There are $2^{K^2 \cdot P}$ sub-models for a nesting model of lag order $P$, which amounts to estimating $K \cdot 2^{K^2 \cdot P}$ equations in the first step of the feasible generalized least squares (FGLS) procedure and $2^{K^2 \cdot P}$ runs of the second step of FGLS. 
This can get quite large, e.g. $\#models>10^6$ for $K=5$ and $P=4$, corresponding to $N>5 \cdot 10^6$ OLS regressions just for the first step of FGLS. Thus it would be nice to have some other approach that would not require estimating all possible sub-models but would still discover the best model or one close to that. Fortunately, there is LASSO and other techniques to do that. 
I have an alternative idea (I am not claiming the authorship as other people may have thought of it before).
My idea: 


*

*Take the first equation of the nesting VAR($P$) model and consider it as a separate model for the moment

*Estimate by OLS all models nested in it; there will be $2^{K \cdot P}$ such models

*Do the same for the remaining $K-1$ equations

*Obtain all possible combinations of equation 1 through equation K; these will form restricted VAR models estimated inefficiently by OLS; there will be $(2^{K \cdot P})^K=2^{K^2 \cdot P}$ of them

*For each combination, i.e. each restricted VAR model, obtain the AIC value

*Pick the ultimate restricted VAR model by AIC

*Estimate the ultimate model efficiently by FGLS, and then use it for forecasting


The strength of the idea: number of equations to be estimated is $K \cdot 2^{K \cdot P}$ (except for the estimation in 7.) instead of $K \cdot 2^{K^2 \cdot P}$ which is $2^K$ times smaller (e.g. 32 times smaller for $K=5$). This only counts the first stage of FGLS, but it gives the idea of the time to be saved. 
The weakness of the idea: equation-by-equation OLS will not be efficient as compared with FGLS that could be used instead.
Questions: 


*

*Does the idea seem reasonable? 

*Is there a similar but better method? 

*Any critical comments

 A: *

*Not really, because overfitting will likely be a major problem even with $K$ and $P$ being rather small.
Take $K=P=3$. There will be $\left(^{KP}_{\text{round}(KP/2)} \right)=\left(^{3\cdot 3}_{\text{round}(3\cdot 3/2)}\right)=\left(^9_5\right)=126$ different models with 5 nonzero coefficients in each equation. For models with the same number of nonzero coefficients, AIC-based selection will be nothing more than likelihood-based selection, which is prone to selecting an overfitted model. Increase $K$ and/or $P$ just a little, and you will get exorbitant numbers in place of 126.
See more about the winner's curse when selecting from a large pool of models using information criteria in Hansen "A winner’s curse for econometric models: on the joint distribution of in-sample fit and out-of-sample fit and its implications for model selection" (2010).

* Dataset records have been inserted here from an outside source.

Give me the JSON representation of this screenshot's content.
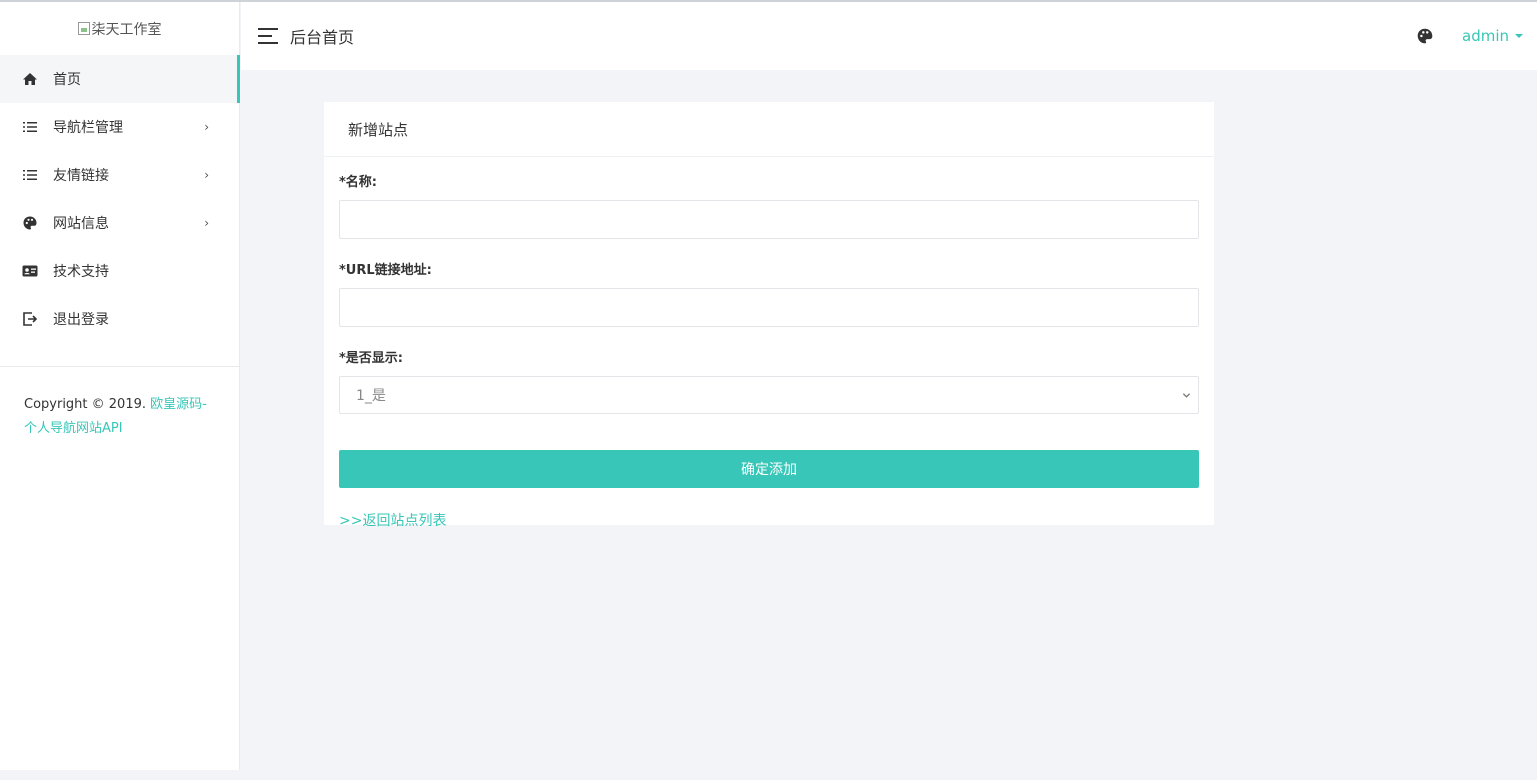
{
  "brand": {
    "logo_alt": "柒天工作室",
    "accent_color": "#37c6b7"
  },
  "sidebar": {
    "items": [
      {
        "label": "首页",
        "icon": "home-icon",
        "active": true
      },
      {
        "label": "导航栏管理",
        "icon": "list-icon",
        "has_submenu": true
      },
      {
        "label": "友情链接",
        "icon": "list-icon",
        "has_submenu": true
      },
      {
        "label": "网站信息",
        "icon": "palette-icon",
        "has_submenu": true
      },
      {
        "label": "技术支持",
        "icon": "id-card-icon"
      },
      {
        "label": "退出登录",
        "icon": "logout-icon"
      }
    ],
    "copyright_prefix": "Copyright © 2019. ",
    "copyright_link": "欧皇源码-个人导航网站API"
  },
  "header": {
    "title": "后台首页",
    "user": "admin"
  },
  "form": {
    "title": "新增站点",
    "name_label": "*名称:",
    "name_value": "",
    "url_label": "*URL链接地址:",
    "url_value": "",
    "display_label": "*是否显示:",
    "display_selected": "1_是",
    "submit_label": "确定添加",
    "back_link": ">>返回站点列表"
  }
}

*Regularization (just as you mention), (frequentist) model averaging and/or forecast averaging could be more effective approaches to forecasting. Bayesian alternatives could be BVAR modelling and also Bayesian model averaging.

*The (negative) effect of overfitting due to the proposed model selection scheme may considerably dominate the loss/gain in efficiency due to the use of OLS versus FGLS.